O Afonso virou-se ao Jean, claro, chamou-lhe tudo, enfatizando sempre o facto de ser brasileiro. Quando o agarrou - "mas desde quando é que um brasileiro de merda me diz o que devo ou não fazer na minha terra? Ahn?" -, meti-me entre os dois, tentei separá-los, evitar que a situação acabasse mal. E então o Afonso levantou-me a mão, coisa que nunca antes fizera. E o Jean pôs-se à minha frente, protegendo-me. Apanhou ele por mim, mandou-me sair dali. Assustada, afastei-me. Ele lá conseguiu livrar-se do Afonso e fugiu. E eu, não sei por que instinto, não sei o que me conduziu - talvez o Deus certo me tenha ajudado e guiado -, fugi também, corri atrás do Jean.

Obviamente, não começámos a namorar ali, naquele dia. Simplesmente, fugimos os dois. Eu, do Afonso, da Igreja, de uma relação tóxica, de toda aquela hipocrisia e de um grupo de pessoas que se iam tornando cada vez mais intolerantes, mais intransigentes e mais fechados sobre si mesmos; o Jean, também do Afonso e simbolicamente de todos os destratos, abusos, insultos e ameaças com que lidava com demasiada frequência. Corremos para fora dali até que decidimos parar e nos apresentámos um ao outro, com algum embaraço. Senti que o Jean era gentil e carinhoso.

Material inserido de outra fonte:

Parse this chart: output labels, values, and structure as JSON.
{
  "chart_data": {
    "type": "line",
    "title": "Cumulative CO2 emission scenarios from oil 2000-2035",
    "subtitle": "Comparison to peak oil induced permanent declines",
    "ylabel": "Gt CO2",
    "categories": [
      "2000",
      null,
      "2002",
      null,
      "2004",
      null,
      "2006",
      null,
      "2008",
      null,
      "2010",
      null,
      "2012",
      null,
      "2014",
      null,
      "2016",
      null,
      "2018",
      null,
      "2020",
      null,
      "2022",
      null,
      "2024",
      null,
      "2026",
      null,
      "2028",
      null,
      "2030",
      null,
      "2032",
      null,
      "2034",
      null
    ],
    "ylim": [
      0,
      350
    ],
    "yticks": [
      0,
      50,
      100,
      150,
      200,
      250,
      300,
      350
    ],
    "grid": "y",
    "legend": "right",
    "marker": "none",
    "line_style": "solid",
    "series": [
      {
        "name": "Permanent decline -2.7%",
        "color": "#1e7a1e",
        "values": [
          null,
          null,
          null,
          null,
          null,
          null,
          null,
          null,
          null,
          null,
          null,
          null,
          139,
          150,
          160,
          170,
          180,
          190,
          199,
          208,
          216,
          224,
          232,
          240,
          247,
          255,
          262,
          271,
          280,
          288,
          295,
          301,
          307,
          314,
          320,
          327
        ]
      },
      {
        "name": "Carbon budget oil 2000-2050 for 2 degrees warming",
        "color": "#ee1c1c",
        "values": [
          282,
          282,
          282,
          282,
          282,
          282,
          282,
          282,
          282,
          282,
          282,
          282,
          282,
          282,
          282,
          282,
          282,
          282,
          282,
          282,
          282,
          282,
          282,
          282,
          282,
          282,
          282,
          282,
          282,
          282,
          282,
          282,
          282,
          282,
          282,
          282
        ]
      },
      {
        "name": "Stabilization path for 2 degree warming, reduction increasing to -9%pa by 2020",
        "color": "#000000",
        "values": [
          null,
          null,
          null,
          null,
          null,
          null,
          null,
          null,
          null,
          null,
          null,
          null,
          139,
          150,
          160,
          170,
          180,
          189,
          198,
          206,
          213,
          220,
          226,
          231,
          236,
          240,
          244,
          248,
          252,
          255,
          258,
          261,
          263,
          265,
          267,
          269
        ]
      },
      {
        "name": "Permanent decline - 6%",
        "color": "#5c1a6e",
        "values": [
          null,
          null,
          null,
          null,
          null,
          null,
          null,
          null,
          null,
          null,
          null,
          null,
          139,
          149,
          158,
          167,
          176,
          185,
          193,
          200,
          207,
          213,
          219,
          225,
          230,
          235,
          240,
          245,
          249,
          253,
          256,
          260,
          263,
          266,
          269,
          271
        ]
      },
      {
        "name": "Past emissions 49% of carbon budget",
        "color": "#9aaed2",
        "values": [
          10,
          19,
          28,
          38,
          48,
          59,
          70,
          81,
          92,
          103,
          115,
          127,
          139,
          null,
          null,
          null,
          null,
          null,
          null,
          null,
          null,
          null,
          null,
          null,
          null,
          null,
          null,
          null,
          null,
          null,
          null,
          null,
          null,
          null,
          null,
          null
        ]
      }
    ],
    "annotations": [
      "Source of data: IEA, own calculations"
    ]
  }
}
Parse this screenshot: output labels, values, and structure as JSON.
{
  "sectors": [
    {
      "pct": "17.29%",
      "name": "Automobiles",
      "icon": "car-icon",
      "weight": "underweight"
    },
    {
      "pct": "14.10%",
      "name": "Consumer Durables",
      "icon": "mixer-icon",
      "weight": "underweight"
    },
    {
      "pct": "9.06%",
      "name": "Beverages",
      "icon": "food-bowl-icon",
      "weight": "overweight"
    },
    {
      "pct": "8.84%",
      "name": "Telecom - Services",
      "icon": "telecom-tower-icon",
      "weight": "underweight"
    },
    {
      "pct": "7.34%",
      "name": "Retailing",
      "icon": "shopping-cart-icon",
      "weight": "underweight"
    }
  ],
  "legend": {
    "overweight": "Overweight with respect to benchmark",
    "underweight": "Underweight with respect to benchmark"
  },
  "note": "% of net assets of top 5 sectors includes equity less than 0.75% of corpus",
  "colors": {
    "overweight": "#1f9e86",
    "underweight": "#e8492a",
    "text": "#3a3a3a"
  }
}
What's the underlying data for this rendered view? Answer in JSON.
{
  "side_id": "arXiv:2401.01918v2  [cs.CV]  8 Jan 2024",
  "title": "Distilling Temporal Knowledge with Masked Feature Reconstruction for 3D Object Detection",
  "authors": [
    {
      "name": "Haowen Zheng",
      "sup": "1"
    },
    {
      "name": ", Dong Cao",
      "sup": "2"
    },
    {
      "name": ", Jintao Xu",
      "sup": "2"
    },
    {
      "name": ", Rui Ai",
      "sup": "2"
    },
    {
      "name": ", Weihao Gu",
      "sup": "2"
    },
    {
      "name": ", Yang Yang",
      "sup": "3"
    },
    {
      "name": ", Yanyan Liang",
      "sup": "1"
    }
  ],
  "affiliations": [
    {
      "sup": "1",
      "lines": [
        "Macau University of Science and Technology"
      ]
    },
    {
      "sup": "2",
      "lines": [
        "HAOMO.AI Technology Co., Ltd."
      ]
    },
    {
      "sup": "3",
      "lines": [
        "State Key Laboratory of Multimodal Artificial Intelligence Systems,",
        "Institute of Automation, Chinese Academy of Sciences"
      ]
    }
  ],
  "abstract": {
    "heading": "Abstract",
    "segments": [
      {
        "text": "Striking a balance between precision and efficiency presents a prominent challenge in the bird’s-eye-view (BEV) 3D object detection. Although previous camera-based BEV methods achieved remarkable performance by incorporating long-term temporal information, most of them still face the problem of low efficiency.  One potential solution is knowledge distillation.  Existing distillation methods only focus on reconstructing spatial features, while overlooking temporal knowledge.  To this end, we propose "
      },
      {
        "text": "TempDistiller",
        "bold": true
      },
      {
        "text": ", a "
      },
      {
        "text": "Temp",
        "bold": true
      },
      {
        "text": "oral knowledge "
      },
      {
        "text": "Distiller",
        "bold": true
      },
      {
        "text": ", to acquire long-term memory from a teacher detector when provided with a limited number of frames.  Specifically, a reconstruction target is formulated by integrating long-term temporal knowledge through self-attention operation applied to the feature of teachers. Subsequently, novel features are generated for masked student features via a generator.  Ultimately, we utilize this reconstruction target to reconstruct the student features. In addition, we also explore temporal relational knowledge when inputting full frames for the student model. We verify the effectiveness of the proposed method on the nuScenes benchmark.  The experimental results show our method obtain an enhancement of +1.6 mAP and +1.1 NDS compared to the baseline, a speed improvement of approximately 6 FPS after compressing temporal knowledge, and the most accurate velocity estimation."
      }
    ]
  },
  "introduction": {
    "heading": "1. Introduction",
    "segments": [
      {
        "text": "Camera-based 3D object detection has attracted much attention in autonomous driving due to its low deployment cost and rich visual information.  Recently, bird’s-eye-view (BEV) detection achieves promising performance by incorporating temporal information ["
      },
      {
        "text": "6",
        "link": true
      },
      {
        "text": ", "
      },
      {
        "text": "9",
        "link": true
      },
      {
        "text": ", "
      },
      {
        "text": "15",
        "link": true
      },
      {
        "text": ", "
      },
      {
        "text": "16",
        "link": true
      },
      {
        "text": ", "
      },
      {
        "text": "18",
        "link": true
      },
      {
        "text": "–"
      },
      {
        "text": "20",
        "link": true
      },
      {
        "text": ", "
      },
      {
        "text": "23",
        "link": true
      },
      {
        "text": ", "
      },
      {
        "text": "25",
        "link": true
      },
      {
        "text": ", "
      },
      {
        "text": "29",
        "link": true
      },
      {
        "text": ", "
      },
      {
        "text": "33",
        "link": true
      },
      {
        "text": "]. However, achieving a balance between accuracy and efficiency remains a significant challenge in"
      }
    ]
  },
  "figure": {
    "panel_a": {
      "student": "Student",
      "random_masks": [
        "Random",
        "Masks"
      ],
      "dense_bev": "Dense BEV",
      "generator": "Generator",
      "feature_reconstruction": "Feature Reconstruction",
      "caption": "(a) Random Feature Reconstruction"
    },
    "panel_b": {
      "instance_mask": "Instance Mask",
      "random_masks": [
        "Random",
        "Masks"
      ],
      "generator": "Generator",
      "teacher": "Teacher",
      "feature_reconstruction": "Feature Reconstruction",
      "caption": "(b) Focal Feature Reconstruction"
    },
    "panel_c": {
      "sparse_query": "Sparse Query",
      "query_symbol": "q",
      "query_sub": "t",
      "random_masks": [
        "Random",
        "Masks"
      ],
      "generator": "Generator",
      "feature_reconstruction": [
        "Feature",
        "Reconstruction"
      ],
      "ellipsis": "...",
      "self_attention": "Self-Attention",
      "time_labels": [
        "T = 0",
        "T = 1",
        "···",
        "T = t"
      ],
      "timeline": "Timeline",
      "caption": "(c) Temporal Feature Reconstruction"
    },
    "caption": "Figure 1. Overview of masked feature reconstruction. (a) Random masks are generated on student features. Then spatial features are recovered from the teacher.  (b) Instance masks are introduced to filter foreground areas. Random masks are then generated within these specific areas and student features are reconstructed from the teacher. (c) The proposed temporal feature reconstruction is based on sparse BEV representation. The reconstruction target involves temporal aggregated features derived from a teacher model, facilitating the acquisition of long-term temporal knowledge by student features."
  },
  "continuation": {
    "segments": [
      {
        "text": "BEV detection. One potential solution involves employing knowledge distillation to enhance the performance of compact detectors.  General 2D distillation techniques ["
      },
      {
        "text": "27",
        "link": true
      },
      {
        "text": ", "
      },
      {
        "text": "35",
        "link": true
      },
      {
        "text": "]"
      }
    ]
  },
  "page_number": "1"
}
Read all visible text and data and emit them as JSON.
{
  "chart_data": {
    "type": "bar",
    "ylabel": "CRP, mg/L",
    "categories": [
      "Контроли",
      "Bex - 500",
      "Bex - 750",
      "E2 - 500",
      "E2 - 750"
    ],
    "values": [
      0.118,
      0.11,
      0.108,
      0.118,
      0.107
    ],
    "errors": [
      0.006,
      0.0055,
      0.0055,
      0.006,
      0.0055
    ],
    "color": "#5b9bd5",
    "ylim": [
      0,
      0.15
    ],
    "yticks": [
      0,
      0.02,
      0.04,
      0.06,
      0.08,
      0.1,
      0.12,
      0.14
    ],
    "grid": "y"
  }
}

Passados alguns dias, o Jean mandou-me mensagem pelo Instagram. Gostava de me conhecer melhor, dizia. E eu gostei que não fosse de grandes enredos, agradava-me aquela transparência. Então fomos sair numa tarde de sábado. E houve entre nós uma química que não sei explicar, além de uma sensação de gratidão mútua - ele ficou ao meu lado quando eu precisei e eu defendi-o quando ele esteve em apuros. O passeio da tarde prolongou-se para jantar e o jantar estendeu-se noite dentro. Dormimos juntos. Ficou surpreendido quando percebeu que eu nunca tinha feito amor, não daquela maneira. Foi delicado e cuidadoso, mas também apaixonado e quente. Foi maravilhoso.

Estamos juntos há quase um ano. E estou grávida de quatro meses. Tenho dentro de mim sentimentos misturados. Por um lado, sinto uma felicidade gigantesca por saber que vou ser mãe de um bebé nascido do amor, filho de um homem bom, com quem quero passar o resto dos meus dias. Por outro, sinto algum receio do que virá a seguir. Como irá o mundo reagir a esta criança, filha da nossa mistura? Será que vai sofrer, vai ser agredida e insultada? Só porque o pai não é português de nascença? Só porque o tom da pele não vai ser tão branco quanto aquelas pessoas acham que devia ser? Mais do que afligir-me, estes pensamentos deixam-me triste. E nós merecíamos estar felizes.